China has agreed to allow Japan to raise a suspected North Korean spy ship that sank in the Chinese-controlled waters after being fired upon by the Japan Coast Guard, a major Japanese newspaper reports.

China and Japan had been at odds over the fate of the suspected Pyongyang vessel since the ship went down last December, apparently with the loss of all on board. The ship sank in China's exclusive economic zone in the East China Sea after exchanging fire with the Japanese coast guard. Tokyo suspects the ship had intruded into its waters on a spying or a drug-smuggling mission for North Korea, which denies the charges.

The Mainichi Shimbun newspaper reports Japan believes that China approved the raising of the mystery ship after a meeting Friday between Japanese Prime Minister Junichiro Koizumi and Chinese Premier Zhu Rongji on southern China's Hainan Island.

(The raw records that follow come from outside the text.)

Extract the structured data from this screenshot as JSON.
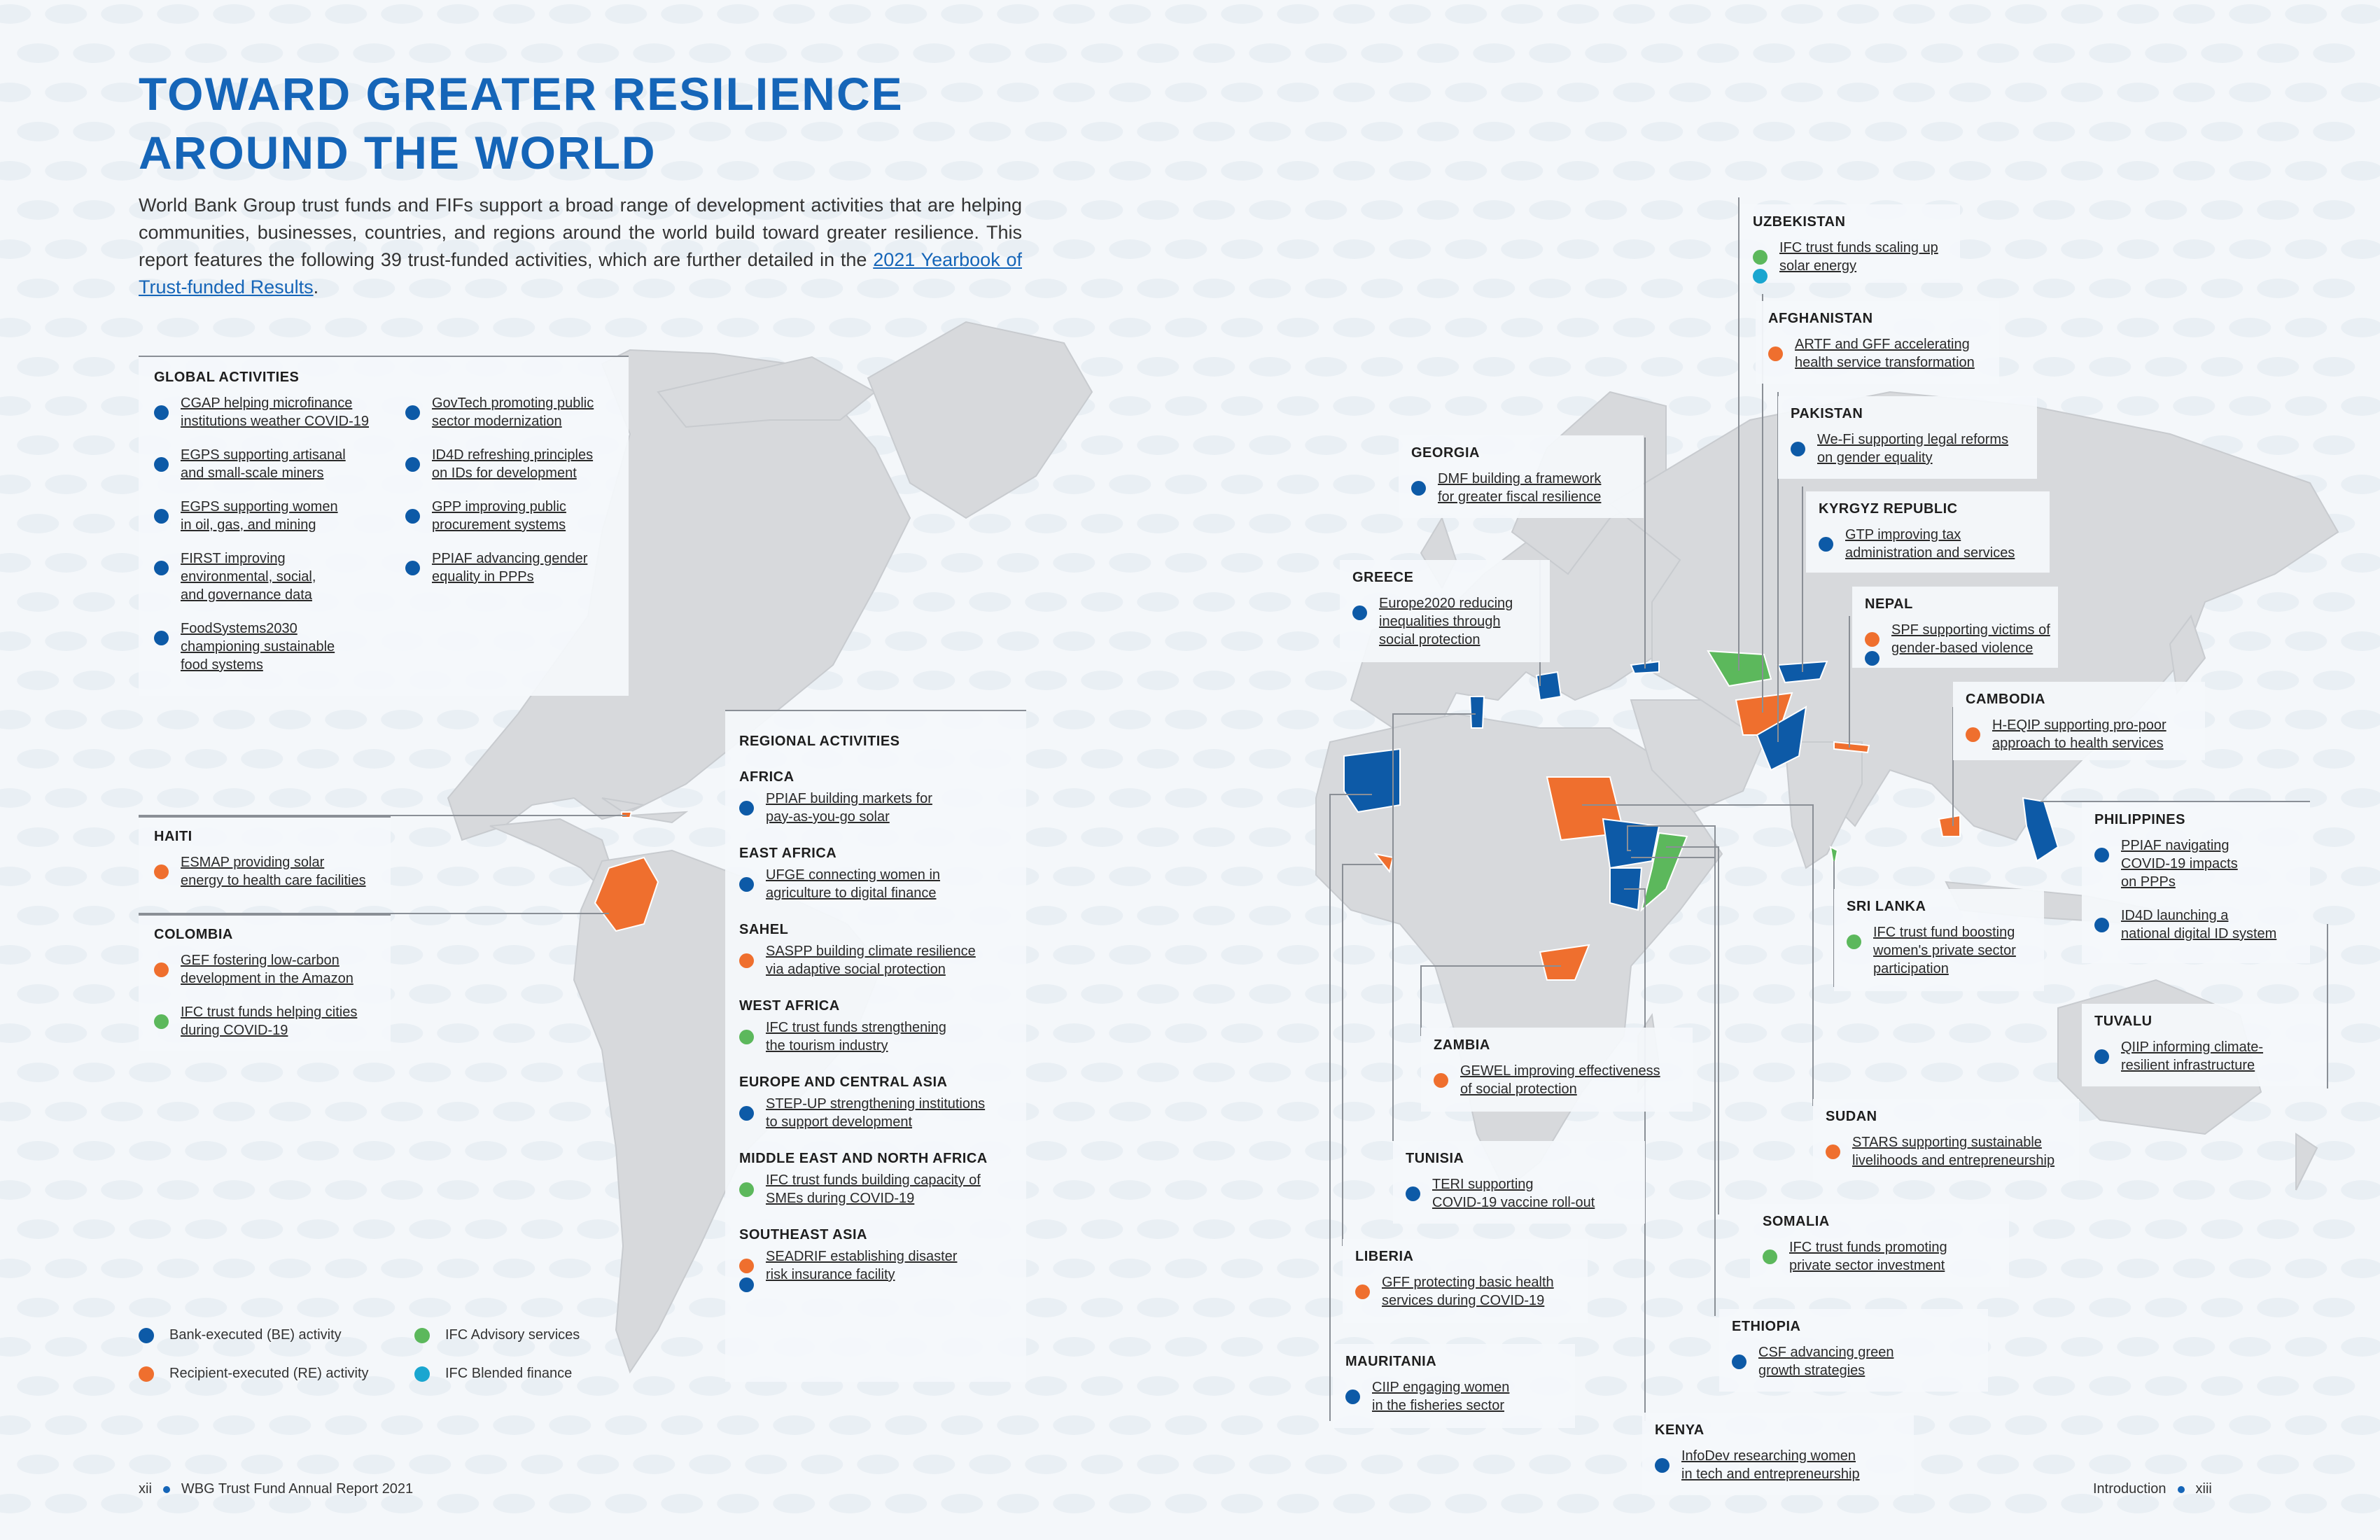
{
  "title_lines": [
    "TOWARD GREATER RESILIENCE",
    "AROUND THE WORLD"
  ],
  "intro": {
    "text": "World Bank Group trust funds and FIFs support a broad range of development activities that are helping communities, businesses, countries, and regions around the world build toward greater resilience. This report features the following 39 trust-funded activities, which are further detailed in the ",
    "link": "2021 Yearbook of Trust-funded Results",
    "end": "."
  },
  "colors": {
    "be": "#0d5aa7",
    "re": "#ef6f2e",
    "ifc_advisory": "#5cb85c",
    "ifc_blended": "#1aa6d0",
    "title": "#1565b8"
  },
  "global": {
    "heading": "GLOBAL ACTIVITIES",
    "col1": [
      {
        "types": [
          "be"
        ],
        "lines": [
          "CGAP helping microfinance",
          "institutions weather COVID-19"
        ]
      },
      {
        "types": [
          "be"
        ],
        "lines": [
          "EGPS supporting artisanal",
          "and small-scale miners"
        ]
      },
      {
        "types": [
          "be"
        ],
        "lines": [
          "EGPS supporting women",
          "in oil, gas, and mining"
        ]
      },
      {
        "types": [
          "be"
        ],
        "lines": [
          "FIRST improving",
          "environmental, social,",
          "and governance data"
        ]
      },
      {
        "types": [
          "be"
        ],
        "lines": [
          "FoodSystems2030",
          "championing sustainable",
          "food systems"
        ]
      }
    ],
    "col2": [
      {
        "types": [
          "be"
        ],
        "lines": [
          "GovTech promoting public",
          "sector modernization"
        ]
      },
      {
        "types": [
          "be"
        ],
        "lines": [
          "ID4D refreshing principles",
          "on IDs for development"
        ]
      },
      {
        "types": [
          "be"
        ],
        "lines": [
          "GPP improving public",
          "procurement systems"
        ]
      },
      {
        "types": [
          "be"
        ],
        "lines": [
          "PPIAF advancing gender",
          "equality in PPPs"
        ]
      }
    ]
  },
  "haiti": {
    "heading": "HAITI",
    "items": [
      {
        "types": [
          "re"
        ],
        "lines": [
          "ESMAP providing solar",
          "energy to health care facilities"
        ]
      }
    ]
  },
  "colombia": {
    "heading": "COLOMBIA",
    "items": [
      {
        "types": [
          "re"
        ],
        "lines": [
          "GEF fostering low-carbon",
          "development in the Amazon"
        ]
      },
      {
        "types": [
          "ifca"
        ],
        "lines": [
          "IFC trust funds helping cities",
          "during COVID-19"
        ]
      }
    ]
  },
  "regional": {
    "heading": "REGIONAL ACTIVITIES",
    "groups": [
      {
        "heading": "AFRICA",
        "items": [
          {
            "types": [
              "be"
            ],
            "lines": [
              "PPIAF building markets for",
              "pay-as-you-go solar"
            ]
          }
        ]
      },
      {
        "heading": "EAST AFRICA",
        "items": [
          {
            "types": [
              "be"
            ],
            "lines": [
              "UFGE connecting women in",
              "agriculture to digital finance"
            ]
          }
        ]
      },
      {
        "heading": "SAHEL",
        "items": [
          {
            "types": [
              "re"
            ],
            "lines": [
              "SASPP building climate resilience",
              "via adaptive social protection"
            ]
          }
        ]
      },
      {
        "heading": "WEST AFRICA",
        "items": [
          {
            "types": [
              "ifca"
            ],
            "lines": [
              "IFC trust funds strengthening",
              "the tourism industry"
            ]
          }
        ]
      },
      {
        "heading": "EUROPE AND CENTRAL ASIA",
        "items": [
          {
            "types": [
              "be"
            ],
            "lines": [
              "STEP-UP strengthening institutions",
              "to support development"
            ]
          }
        ]
      },
      {
        "heading": "MIDDLE EAST AND NORTH AFRICA",
        "items": [
          {
            "types": [
              "ifca"
            ],
            "lines": [
              "IFC trust funds building capacity of",
              "SMEs during COVID-19"
            ]
          }
        ]
      },
      {
        "heading": "SOUTHEAST ASIA",
        "items": [
          {
            "types": [
              "re",
              "be"
            ],
            "lines": [
              "SEADRIF establishing disaster",
              "risk insurance facility"
            ]
          }
        ]
      }
    ]
  },
  "legend": {
    "be": "Bank-executed (BE) activity",
    "re": "Recipient-executed (RE) activity",
    "ifca": "IFC Advisory services",
    "ifcb": "IFC Blended finance"
  },
  "countries": [
    {
      "id": "uzbekistan",
      "heading": "UZBEKISTAN",
      "items": [
        {
          "types": [
            "ifca",
            "ifcb"
          ],
          "lines": [
            "IFC trust funds scaling up",
            "solar energy"
          ]
        }
      ]
    },
    {
      "id": "afghanistan",
      "heading": "AFGHANISTAN",
      "items": [
        {
          "types": [
            "re"
          ],
          "lines": [
            "ARTF and GFF accelerating",
            "health service transformation"
          ]
        }
      ]
    },
    {
      "id": "pakistan",
      "heading": "PAKISTAN",
      "items": [
        {
          "types": [
            "be"
          ],
          "lines": [
            "We-Fi supporting legal reforms",
            "on gender equality"
          ]
        }
      ]
    },
    {
      "id": "georgia",
      "heading": "GEORGIA",
      "items": [
        {
          "types": [
            "be"
          ],
          "lines": [
            "DMF building a framework",
            "for greater fiscal resilience"
          ]
        }
      ]
    },
    {
      "id": "kyrgyz",
      "heading": "KYRGYZ REPUBLIC",
      "items": [
        {
          "types": [
            "be"
          ],
          "lines": [
            "GTP improving tax",
            "administration and services"
          ]
        }
      ]
    },
    {
      "id": "greece",
      "heading": "GREECE",
      "items": [
        {
          "types": [
            "be"
          ],
          "lines": [
            "Europe2020 reducing",
            "inequalities through",
            "social protection"
          ]
        }
      ]
    },
    {
      "id": "nepal",
      "heading": "NEPAL",
      "items": [
        {
          "types": [
            "re",
            "be"
          ],
          "lines": [
            "SPF supporting victims of",
            "gender-based violence"
          ]
        }
      ]
    },
    {
      "id": "cambodia",
      "heading": "CAMBODIA",
      "items": [
        {
          "types": [
            "re"
          ],
          "lines": [
            "H-EQIP supporting pro-poor",
            "approach to health services"
          ]
        }
      ]
    },
    {
      "id": "philippines",
      "heading": "PHILIPPINES",
      "items": [
        {
          "types": [
            "be"
          ],
          "lines": [
            "PPIAF navigating",
            "COVID-19 impacts",
            "on PPPs"
          ]
        },
        {
          "types": [
            "be"
          ],
          "lines": [
            "ID4D launching a",
            "national digital ID system"
          ]
        }
      ]
    },
    {
      "id": "srilanka",
      "heading": "SRI LANKA",
      "items": [
        {
          "types": [
            "ifca"
          ],
          "lines": [
            "IFC trust fund boosting",
            "women's private sector",
            "participation"
          ]
        }
      ]
    },
    {
      "id": "tuvalu",
      "heading": "TUVALU",
      "items": [
        {
          "types": [
            "be"
          ],
          "lines": [
            "QIIP informing climate-",
            "resilient infrastructure"
          ]
        }
      ]
    },
    {
      "id": "zambia",
      "heading": "ZAMBIA",
      "items": [
        {
          "types": [
            "re"
          ],
          "lines": [
            "GEWEL improving effectiveness",
            "of social protection"
          ]
        }
      ]
    },
    {
      "id": "sudan",
      "heading": "SUDAN",
      "items": [
        {
          "types": [
            "re"
          ],
          "lines": [
            "STARS supporting sustainable",
            "livelihoods and entrepreneurship"
          ]
        }
      ]
    },
    {
      "id": "tunisia",
      "heading": "TUNISIA",
      "items": [
        {
          "types": [
            "be"
          ],
          "lines": [
            "TERI supporting",
            "COVID-19 vaccine roll-out"
          ]
        }
      ]
    },
    {
      "id": "somalia",
      "heading": "SOMALIA",
      "items": [
        {
          "types": [
            "ifca"
          ],
          "lines": [
            "IFC trust funds promoting",
            "private sector investment"
          ]
        }
      ]
    },
    {
      "id": "liberia",
      "heading": "LIBERIA",
      "items": [
        {
          "types": [
            "re"
          ],
          "lines": [
            "GFF protecting basic health",
            "services during COVID-19"
          ]
        }
      ]
    },
    {
      "id": "ethiopia",
      "heading": "ETHIOPIA",
      "items": [
        {
          "types": [
            "be"
          ],
          "lines": [
            "CSF advancing green",
            "growth strategies"
          ]
        }
      ]
    },
    {
      "id": "mauritania",
      "heading": "MAURITANIA",
      "items": [
        {
          "types": [
            "be"
          ],
          "lines": [
            "CIIP engaging women",
            "in the fisheries sector"
          ]
        }
      ]
    },
    {
      "id": "kenya",
      "heading": "KENYA",
      "items": [
        {
          "types": [
            "be"
          ],
          "lines": [
            "InfoDev researching women",
            "in tech and entrepreneurship"
          ]
        }
      ]
    }
  ],
  "footer": {
    "left_page": "xii",
    "left_text": "WBG Trust Fund Annual Report 2021",
    "right_text": "Introduction",
    "right_page": "xiii"
  }
}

The Mainichi quotes unidentified Japanese government officials as saying the salvage operation could begin this week. When and how to pull the sunken ship up to confirm its origin has been a sensitive diplomatic issue between Japan and China, North Korea's traditional ally.

China initially was reluctant to allow Japan to act within Beijing's exclusive economic zone. Chinese Foreign Minister Tan Jiaxuan suggested early last month that Japan should not raise the sunken ship on its own.

But the two countries apparently struck a compromise when Chinese National People's Congress chief Li Peng visited Japan earlier this month and said Beijing wanted to "find a solution that satisfies both Japan and China."

The Mainichi newspaper reports Chinese Premier Zhu sent more positive signals during his meeting Friday with Japanese Prime Minister Koizumi, on the sidelines of the Boao business forum for Asian countries on China's Hainan Island.

In talks with Mr. Koizumi, Premier Zhu said he believes China and Japan would "find a solution" over the rogue ship issue. The daily said Japan will begin an undersea probe into damage to the ship's hull as early as next Saturday.

Prime Minister Koizumi's decision to attend the Boao meeting and lend Japan's credibility to the gathering comes at a time when Tokyo and Beijing are making efforts to minimize their differences over issues dating from their wartime past. A 200-member delegation from Japan's ruling coalition is in Beijing this weekend to mark the 30th anniversary of the normalization of Sino-Japanese ties.